A pro-solitary judge? Political discrimination in Judge Rangos’s courtroom

by Airi Tilley, ALC Court Watch Volunteer Coordinator

Last month, Judge Rangos of the Allegheny County Court of Common Pleas ordered a Court Watch staff member to be removed from her courtroom because of … a t-shirt. The shirt in question bore the slogan for Solidarity Not Solitary, our statewide campaign against solitary confinement in Pennsylvania carceral facilities. 

The reason? The shirt was “too political”, the bailiff reported Rangos had said. 

Though our staffer wore the same shirt in two other courtrooms, only Rangos objected. Our staff member was allowed back into the courtroom, only after turning the shirt inside out.

To be clear, one has every right to wear that shirt in the courtroom. There are courthouse rules about “appropriate” attire that list the types of clothing that are forbidden (for being overly casual or revealing). They also forbid t-shirts with “inappropriate language, pictures, or logos.” 

But there is no rule about political expression because that’s a First Amendment right. Moreover, court watchers have seen people wearing shirts that support right-wing candidates and ideas who have not been removed. 

That should be the bottom line. Constitutional rights. Fairness. 

But in this system, those with power make the rules.

Why ban a shirt supporting basic human rights? For over a century, solitary confinement has been recognized as torturous, including by the United Nations. Yet, at any given time, more than 2,000 Pennsylvanians are being held in solitary—typically for offenses as minor as having a ketchup packet, or due to understaffing, or because a guard just felt like it.  Last week, ALC, allies, formerly incarcerated people & their families rallied in Harrisburg in support of a forthcoming state bill that would put limits on the use of solitary confinement in PA county jails, state prisons, and detention facilities.

Judge Rangos finds this issue too political? Our entire carceral system is political. Historically underserved communities starved of resources while bearing the brunt of aggressive policing is political. The rampant overrepresentation of people of color, people with mental illness and disabilities, and LGBTQ+ people in jails and prisons – and in solitary confinement! – is political.
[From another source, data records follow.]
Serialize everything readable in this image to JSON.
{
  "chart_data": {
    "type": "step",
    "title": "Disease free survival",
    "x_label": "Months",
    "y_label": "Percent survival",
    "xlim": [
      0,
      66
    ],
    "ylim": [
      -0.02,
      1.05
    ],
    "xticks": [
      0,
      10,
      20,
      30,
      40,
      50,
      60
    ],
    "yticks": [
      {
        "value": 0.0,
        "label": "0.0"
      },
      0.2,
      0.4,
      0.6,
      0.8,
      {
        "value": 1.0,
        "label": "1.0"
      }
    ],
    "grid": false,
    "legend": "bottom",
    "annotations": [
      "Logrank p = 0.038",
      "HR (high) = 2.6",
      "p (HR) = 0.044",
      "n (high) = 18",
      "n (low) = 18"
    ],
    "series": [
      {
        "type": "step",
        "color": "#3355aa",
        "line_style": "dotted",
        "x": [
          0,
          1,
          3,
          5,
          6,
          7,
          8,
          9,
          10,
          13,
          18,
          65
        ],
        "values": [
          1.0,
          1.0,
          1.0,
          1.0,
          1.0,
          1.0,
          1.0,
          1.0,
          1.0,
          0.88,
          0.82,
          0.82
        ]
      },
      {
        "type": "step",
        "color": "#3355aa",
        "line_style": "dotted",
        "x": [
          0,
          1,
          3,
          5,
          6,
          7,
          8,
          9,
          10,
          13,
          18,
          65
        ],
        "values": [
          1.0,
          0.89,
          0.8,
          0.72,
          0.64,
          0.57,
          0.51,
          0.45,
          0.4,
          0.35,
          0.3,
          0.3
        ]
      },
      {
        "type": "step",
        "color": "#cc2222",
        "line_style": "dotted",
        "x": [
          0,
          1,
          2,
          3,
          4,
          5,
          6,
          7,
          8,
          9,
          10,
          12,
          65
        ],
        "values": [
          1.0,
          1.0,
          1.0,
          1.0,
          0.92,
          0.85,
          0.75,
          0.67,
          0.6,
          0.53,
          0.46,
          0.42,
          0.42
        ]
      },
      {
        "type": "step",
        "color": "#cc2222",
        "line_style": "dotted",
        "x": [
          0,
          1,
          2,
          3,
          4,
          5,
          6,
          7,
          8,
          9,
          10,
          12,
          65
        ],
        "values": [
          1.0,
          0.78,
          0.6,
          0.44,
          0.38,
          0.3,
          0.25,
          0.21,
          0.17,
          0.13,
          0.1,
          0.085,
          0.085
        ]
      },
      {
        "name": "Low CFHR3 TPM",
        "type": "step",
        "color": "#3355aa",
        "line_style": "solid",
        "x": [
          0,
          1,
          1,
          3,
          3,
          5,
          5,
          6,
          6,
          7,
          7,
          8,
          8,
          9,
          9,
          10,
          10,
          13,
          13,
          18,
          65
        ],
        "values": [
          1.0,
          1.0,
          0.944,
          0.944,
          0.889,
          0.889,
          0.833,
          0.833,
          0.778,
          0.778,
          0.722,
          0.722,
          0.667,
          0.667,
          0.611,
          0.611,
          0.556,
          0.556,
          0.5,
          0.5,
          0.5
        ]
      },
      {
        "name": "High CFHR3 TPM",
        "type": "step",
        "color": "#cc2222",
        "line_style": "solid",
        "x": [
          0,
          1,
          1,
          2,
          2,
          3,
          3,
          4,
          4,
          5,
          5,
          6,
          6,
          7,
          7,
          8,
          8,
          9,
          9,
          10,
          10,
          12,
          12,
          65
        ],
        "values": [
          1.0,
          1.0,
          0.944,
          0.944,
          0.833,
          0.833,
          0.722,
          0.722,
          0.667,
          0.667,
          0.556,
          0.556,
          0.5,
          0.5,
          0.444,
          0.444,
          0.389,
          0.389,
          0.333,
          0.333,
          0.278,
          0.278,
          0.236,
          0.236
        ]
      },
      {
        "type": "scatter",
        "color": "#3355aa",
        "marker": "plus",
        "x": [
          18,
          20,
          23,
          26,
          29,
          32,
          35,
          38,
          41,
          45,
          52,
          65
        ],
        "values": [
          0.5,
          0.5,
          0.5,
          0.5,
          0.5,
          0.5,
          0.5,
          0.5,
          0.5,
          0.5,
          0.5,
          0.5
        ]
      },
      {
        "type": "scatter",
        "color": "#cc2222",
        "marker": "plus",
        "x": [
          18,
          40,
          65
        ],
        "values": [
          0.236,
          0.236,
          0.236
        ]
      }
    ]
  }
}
The decision to have carceral facilities that function as sites of torture is political.

Any official charged with serving the public must recognize that their actions are inherently political, including banning a t-shirt from a courtroom.

And if they don’t? Well, this is yet another example of why we need more eyes in the court. 

Court Watch observes court proceedings to document what is happening to our neighbors caught up in the system. Without those eyes & ears, and even with them, miscarriages of justice are rampant. Both children & adults appearing before the bench are regularly treated as second-class subjects to be disposed of, without the barest semblance of fairness & compassion, much less justice. Data we’ve collected on court proceedings appear in reports we’ve issued in recent years. And placing our bodies in space lends support to those ensnared by the system, making a palpable shift in the courtroom environment, as it did that day.